ある程度2人でやりとりしたら、AさんかBさんどちらかが、「Cさんはゴルフ、始めないんですか」「何か他のスポーツやってるんですか」と、Cさんに話題を投げかければいいのです。すると、例えば
A「先週の○△オープン、観ました? いい試合でしたよね」
B「ですよね。まさか、プレーオフになるとは思わなかった」
C「テニスを少々。でも、この歳になると、なかなか上達はしませんね」
A「そうですか。今、大坂なおみ選手がすごいですよね」
C「ええ、試合の中継、全部観ちゃいましたよ」
B「これで、テニス人口がまた増えそうですよね」
と、Cさんも参加することができて、会話のバランスが修正されていきます。
気配りと言っても難しいことはありません。会話のバランスの偏りに注意すること。偏りに気づいたらすぐに修正すること。つまり、「ひとりぼっち」をつくらないこと。「ひとりぼっち」を放っておかないことです。
ここではたまたま3人のケースを例に挙げましたが、4人、5人と会話の人数が増えていっても同じことです。大勢で盛り上がっているときこそ気配り目配りをして、「蚊帳の外」の人をつくらない配慮をする。2人だろうと、3人だろうと、もっと大勢だろうと、気持ちよく会話をするために必要なのはやはり、人としてのやさしさと思いやりなのですね。
お酌をすることで孤立状態から救い出すことができる
会話のバランスをいち早く察知して話に入れずに蚊帳の外にいる人に話を向ける。こうした目配りは、お酒の席での“ある行為”に通じるものがあるように思います。そのある行為とは何か。グラスが空いている人がいたら、「まあ、一杯」とお酒を注ぐ――お酌です。

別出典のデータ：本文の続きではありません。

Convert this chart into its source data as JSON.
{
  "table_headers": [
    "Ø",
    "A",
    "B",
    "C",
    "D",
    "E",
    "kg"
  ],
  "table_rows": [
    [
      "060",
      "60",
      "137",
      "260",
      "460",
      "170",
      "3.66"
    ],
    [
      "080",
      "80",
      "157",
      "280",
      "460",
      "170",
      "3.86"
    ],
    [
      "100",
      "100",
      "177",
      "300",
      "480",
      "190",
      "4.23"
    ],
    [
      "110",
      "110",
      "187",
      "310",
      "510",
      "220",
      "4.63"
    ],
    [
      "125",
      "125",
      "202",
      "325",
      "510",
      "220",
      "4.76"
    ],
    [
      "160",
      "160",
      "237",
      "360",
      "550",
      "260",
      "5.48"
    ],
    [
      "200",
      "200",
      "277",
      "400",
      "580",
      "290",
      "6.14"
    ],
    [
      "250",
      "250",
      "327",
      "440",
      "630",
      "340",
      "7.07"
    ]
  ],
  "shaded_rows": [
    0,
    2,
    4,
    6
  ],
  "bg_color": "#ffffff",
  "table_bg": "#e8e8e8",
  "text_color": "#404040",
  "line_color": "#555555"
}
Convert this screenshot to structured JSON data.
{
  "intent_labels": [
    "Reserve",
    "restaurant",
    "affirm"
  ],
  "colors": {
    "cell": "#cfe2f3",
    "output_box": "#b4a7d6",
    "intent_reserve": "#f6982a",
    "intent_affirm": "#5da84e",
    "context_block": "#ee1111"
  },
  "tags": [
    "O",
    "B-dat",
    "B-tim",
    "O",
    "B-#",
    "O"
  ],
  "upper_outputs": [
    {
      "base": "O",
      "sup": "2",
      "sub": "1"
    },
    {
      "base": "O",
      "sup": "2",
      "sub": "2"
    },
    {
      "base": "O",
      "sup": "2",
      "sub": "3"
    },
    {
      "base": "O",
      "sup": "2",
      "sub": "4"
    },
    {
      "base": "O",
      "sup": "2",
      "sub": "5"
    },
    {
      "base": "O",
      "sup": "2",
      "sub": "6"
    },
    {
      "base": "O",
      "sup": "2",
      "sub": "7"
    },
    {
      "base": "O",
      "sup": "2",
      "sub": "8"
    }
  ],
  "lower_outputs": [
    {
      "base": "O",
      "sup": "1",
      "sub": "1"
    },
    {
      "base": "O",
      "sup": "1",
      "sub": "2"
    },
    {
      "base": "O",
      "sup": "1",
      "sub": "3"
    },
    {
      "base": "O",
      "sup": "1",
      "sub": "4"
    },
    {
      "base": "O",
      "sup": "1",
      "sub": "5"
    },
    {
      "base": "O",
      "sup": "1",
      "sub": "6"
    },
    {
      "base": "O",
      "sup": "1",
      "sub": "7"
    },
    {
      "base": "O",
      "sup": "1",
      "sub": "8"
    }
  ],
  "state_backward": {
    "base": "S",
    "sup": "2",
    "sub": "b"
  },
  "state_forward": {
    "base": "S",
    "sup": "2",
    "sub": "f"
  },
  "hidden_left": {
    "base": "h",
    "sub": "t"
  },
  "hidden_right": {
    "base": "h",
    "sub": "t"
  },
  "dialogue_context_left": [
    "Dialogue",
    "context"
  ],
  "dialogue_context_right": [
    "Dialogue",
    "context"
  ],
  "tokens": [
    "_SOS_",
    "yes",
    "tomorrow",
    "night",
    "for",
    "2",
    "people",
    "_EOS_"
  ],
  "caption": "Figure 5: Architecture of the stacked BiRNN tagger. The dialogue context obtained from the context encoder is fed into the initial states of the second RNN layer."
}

やれお酒の強要だ、女性蔑視だ、パワハラだと、何かと否定的に見られがちな日本のお酌文化ですが、本来のお酌には、こうした周囲への気配り、目配りを欠かさないという日本人のよき伝統とメンタリティが込められていると思うのです。
例えば、立食パーティーなどで周囲の話に入れず、ぽつねんと立ち尽くしている人に、「○○さん。グラス空いてるじゃないですか」とお酒を注ぎながら声をかけることで、孤立状態から救い出すことだってできます。
お酒を注ぐこと以上に、話に入る糸口をもたらすのがお酌の役割でもあるのです。テーブルで会話から外れてしまったお客さまがいらっしゃったときは、すかさず「お酒、おつくりしましょうか」――私たちはそう心がけています。たとえまだグラスが空いていなくても声をかけます。そうすることが、そのお客さまを会話の流れに呼び戻すキッカケになるからです。
もちろんセクハラもパワハラも許されませんが、孤立しそうな人への気遣いという意味での「本来のお酌」の心得には、社会人として学ぶべきものがあると思うのです。